2 de fevereiro de 2022

A construção da OTAN e os riscos a sua existência

 

Como o Empire-Building da OTAN preparou o cenário para a crise na Ucrânia


Desde o fim da Guerra Fria, "A OTAN existe para gerenciar os riscos criados por sua existência"












Em seu discurso de despedida , George Washington disse: “É nossa verdadeira política evitar alianças permanentes com qualquer parte do mundo estrangeiro”.

Que noção ofensiva para generais do Pentágono, executivos da indústria de armas, pensadores da DC e burocratas do Departamento de Estado, que, em vez de evitar alianças permanentes, têm sido implacáveis ​​em sua busca por novas alianças.

Esse impulso é vividamente exemplificado pela perigosamente provocativa expansão pós-Guerra Fria da OTAN, e suas consequências são aparentes nas atuais tensões centradas na Ucrânia com a Rússia.

A OTAN foi criada para se opor a um império soviético que não existe mais. Se os presidentes americanos tivessem seguido o sábio conselho de Washington, teriam liderado o desmantelamento da OTAN no fim da Guerra Fria. Em vez disso, com o incentivo dos Estados Unidos, a OTAN quase dobrou seu número de membros – de 16 países quando o Muro de Berlim e para 30 hoje.

Com cada novo membro, o governo dos EUA e os membros do serviço americano estão ligados a outra armadilha distante: sob o Artigo 5 do tratado da OTAN, um ataque a qualquer país membro obriga outros membros do tratado a ajudá-lo. É o epítome do que Thomas Jefferson chamou de “aliança emaranhada”.

Embora o crescimento no número de países da OTAN e os compromissos de guerra dos EUA seja inquietante, é a direção que tem sido mais problemática: a expansão da OTAN fez a aliança marchar implacavelmente para o leste, até a fronteira da Rússia.

Para ter uma ideia de como isso é percebido na Rússia, imagine se, após o colapso da União Soviética, a Rússia se propusesse a revigorar o Pacto de Varsóvia convidando o México a se juntar a uma aliança militar criada em 1955 para se opor à OTAN durante a Guerra Fria. Os americanos achariam tal movimento igualmente desconcertante e inquietante.

A forma como a expansão da OTAN prosseguiu, no entanto, foi ainda pior do que isso.

Uma promessa internacional quebrada, sobre objeções domésticas enfáticas

Durante as manobras diplomáticas que levaram à reunificação da Alemanha e à retirada das forças soviéticas, os líderes ocidentais deram repetidas garantias a Moscou de que a OTAN não cresceria para o leste.

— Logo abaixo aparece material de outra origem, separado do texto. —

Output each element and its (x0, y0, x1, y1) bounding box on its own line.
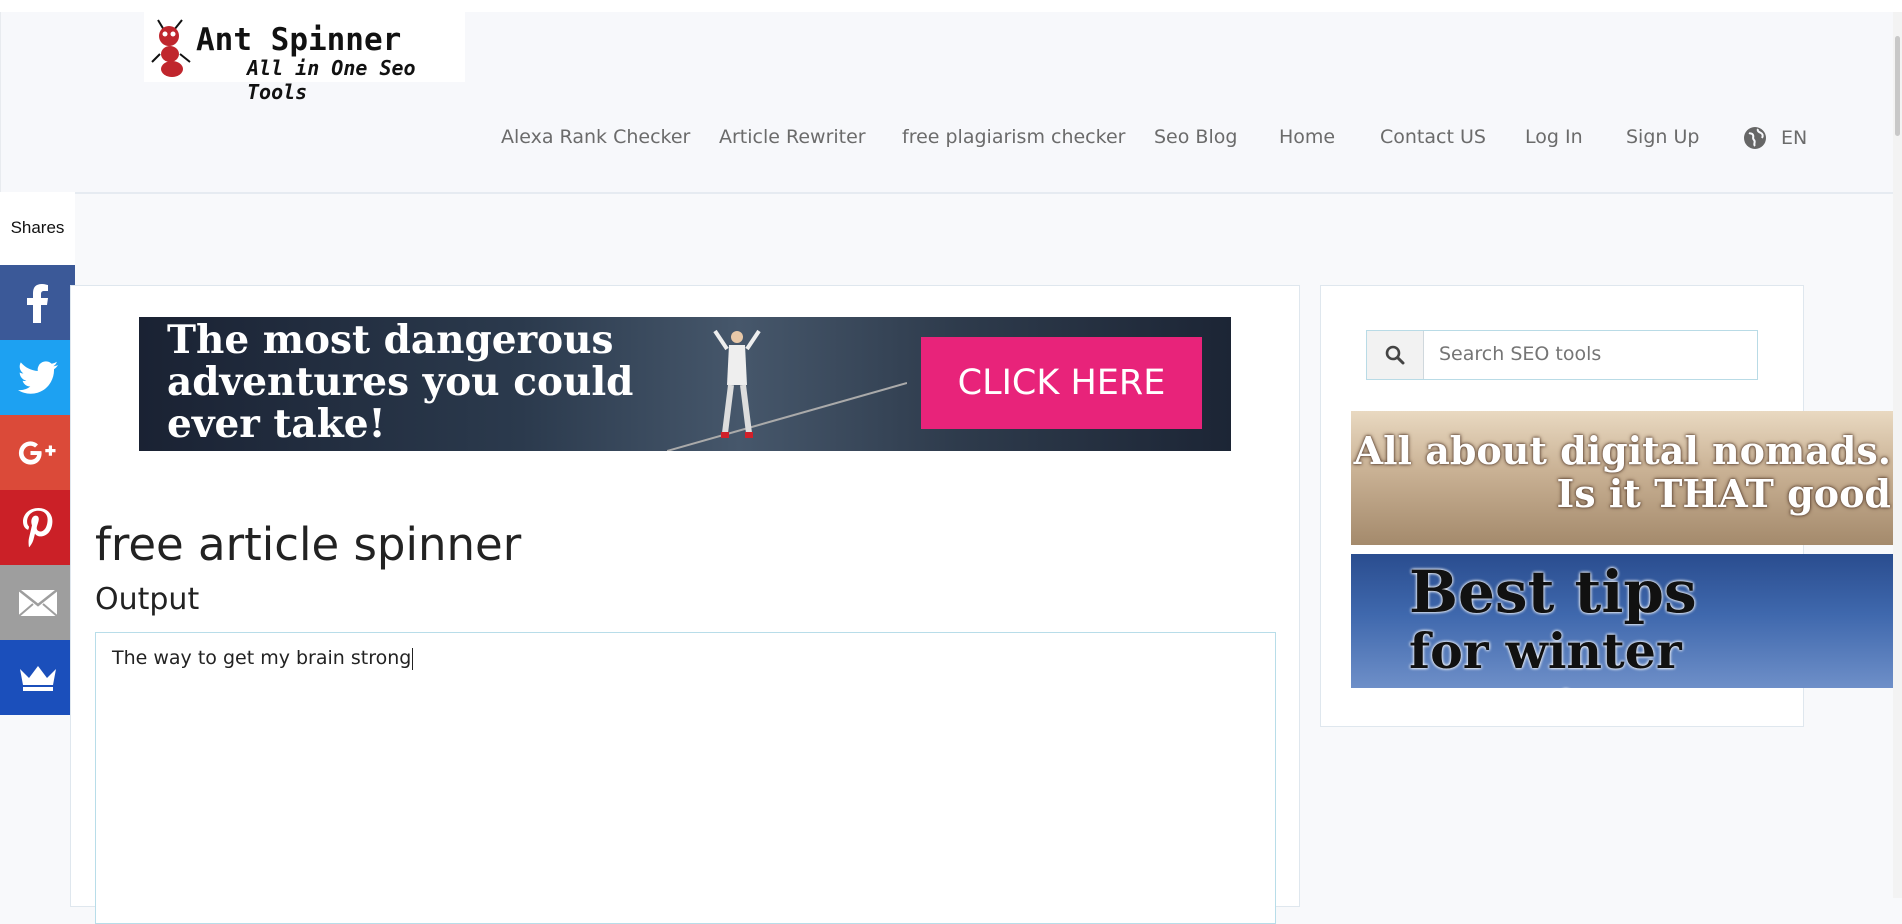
google-plus-icon (18, 440, 55, 465)
nav-seo-blog[interactable]: Seo Blog (1154, 126, 1237, 148)
page-title: free article spinner (95, 518, 522, 571)
output-textarea[interactable]: The way to get my brain strong (95, 632, 1276, 924)
page-scrollbar[interactable] (1893, 12, 1902, 898)
seo-tools-search (1366, 330, 1759, 380)
text-caret (412, 647, 414, 670)
share-sumo-button[interactable] (0, 640, 75, 715)
share-email-button[interactable] (0, 565, 75, 640)
nav-free-plagiarism-checker[interactable]: free plagiarism checker (902, 126, 1125, 148)
main-panel: The most dangerous adventures you could … (70, 285, 1300, 924)
ad-headline-line-3: ever take! (167, 401, 386, 447)
logo-name: Ant Spinner (196, 22, 402, 58)
ad-click-here-button[interactable]: CLICK HERE (921, 337, 1202, 429)
facebook-icon (26, 283, 48, 323)
tightrope-walker-icon (667, 329, 907, 451)
share-pinterest-button[interactable] (0, 490, 75, 565)
nav-alexa-rank-checker[interactable]: Alexa Rank Checker (501, 126, 690, 148)
twitter-icon (17, 360, 58, 394)
share-facebook-button[interactable] (0, 265, 75, 340)
nav-contact-us[interactable]: Contact US (1380, 126, 1486, 148)
search-input[interactable] (1427, 331, 1759, 377)
site-header: Ant Spinner All in One Seo Tools Alexa R… (0, 12, 1894, 194)
pinterest-icon (22, 507, 52, 547)
email-icon (17, 588, 58, 617)
shares-label: Shares (0, 192, 75, 265)
ad1-line-1: All about digital nomads. (1353, 428, 1891, 473)
output-text: The way to get my brain strong (112, 647, 412, 669)
output-content: The way to get my brain strong (112, 647, 414, 670)
search-icon (1385, 345, 1405, 365)
output-heading: Output (95, 582, 200, 617)
top-strip (0, 0, 1902, 12)
nav-log-in[interactable]: Log In (1525, 126, 1583, 148)
ant-logo-icon (151, 19, 191, 77)
crown-icon (19, 665, 56, 691)
nav-home[interactable]: Home (1279, 126, 1335, 148)
ad-headline: The most dangerous adventures you could … (167, 319, 633, 445)
share-twitter-button[interactable] (0, 340, 75, 415)
logo-tagline: All in One Seo Tools (247, 56, 416, 104)
nav-article-rewriter[interactable]: Article Rewriter (719, 126, 866, 148)
nav-sign-up[interactable]: Sign Up (1626, 126, 1699, 148)
ad2-line-2: for winter camping (1409, 622, 1682, 688)
ad1-line-2: Is it THAT good (1556, 471, 1891, 516)
language-selector[interactable]: EN (1743, 126, 1807, 150)
search-button[interactable] (1367, 331, 1424, 379)
ad-headline-line-1: The most dangerous (167, 317, 614, 363)
sidebar-ad-winter-camping[interactable]: Best tips for winter camping (1351, 554, 1893, 688)
share-google-plus-button[interactable] (0, 415, 75, 490)
ad2-line-1: Best tips (1409, 558, 1697, 626)
sidebar-ad-digital-nomads[interactable]: All about digital nomads. Is it THAT goo… (1351, 411, 1893, 545)
ad1-text: All about digital nomads. Is it THAT goo… (1354, 429, 1891, 515)
globe-icon (1744, 127, 1766, 149)
ad-headline-line-2: adventures you could (167, 359, 634, 405)
language-label: EN (1781, 127, 1808, 149)
top-ad-banner[interactable]: The most dangerous adventures you could … (139, 317, 1231, 451)
scrollbar-thumb[interactable] (1895, 36, 1900, 136)
site-logo[interactable]: Ant Spinner All in One Seo Tools (144, 12, 465, 104)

A garantia mais proeminente e enfática veio do secretário de Estado dos EUA, James Baker , em uma reunião em 1990 com o líder soviético Mikhail Gorbachev . Baker disse ,

“Se os Estados Unidos mantiverem sua presença na Alemanha dentro da estrutura da OTAN, nem uma polegada da atual jurisdição militar da OTAN se espalhará na direção leste.”

Vários anos depois, no entanto, a OTAN e o presidente Clinton começaram a considerar exatamente essa expansão – mas não sem controvérsia. O diplomata americano George Kennan , uma figura imponente na estratégia da Guerra Fria, autor da política de “contenção” soviética, foi inequívoco em sua oposição.

Em um ensaio de 1997 publicado pelo The New York Times , Kennan disse:

“Expandir a OTAN seria o erro mais fatal da política americana em toda a era pós-guerra fria… Tal decisão pode ser esperada… direções decididamente não do nosso agrado.”

Kennan não estava sozinho. Um grupo bipartidário de 50 luminares da política externa – incluindo falcões da Guerra Fria como Paul Nitze e Robert McNamara – assinaram uma carta aberta ao presidente Clinton se opondo à expansão da OTAN.

“A Rússia não representa agora uma ameaça para seus vizinhos ocidentais e as nações da Europa Central e Oriental não estão em perigo… ”, declarou o grupo.

Em 1999, Clinton e a OTAN avançaram de qualquer maneira — renegando as garantias dadas a Moscou por seus antecessores — e a primeira rodada de expansão da OTAN pós-Guerra Fria trouxe a Polônia, a Hungria e a República Tcheca para o tratado militar.

Ondas de expansão subsequentes adicionaram outros 11 países, e o amortecedor mutuamente benéfico de estados entre a OTAN e a Rússia ficou cada vez menor, desaparecendo em parte com a adição da Estônia e da Letônia.


Embora a Rússia possa ter aceitado a contragosto que a adesão à OTAN quase dobrou desde o fim da Guerra Fria, vê a perspectiva da adesão da Ucrânia muito mais gravemente.

Esse fator central nas tensões de hoje ganhou destaque em 2008, quando, em uma cúpula em Bucareste, funcionários da OTAN consideraram trazer a Ucrânia e a Geórgia para o pacto.

“O governo George W. Bush apoiou isso, mas a França e a Alemanha se opuseram à medida por temer que antagonizasse indevidamente a Rússia”, escreveu o professor da Universidade de Chicago e especialista em política externa John Mearsheimer.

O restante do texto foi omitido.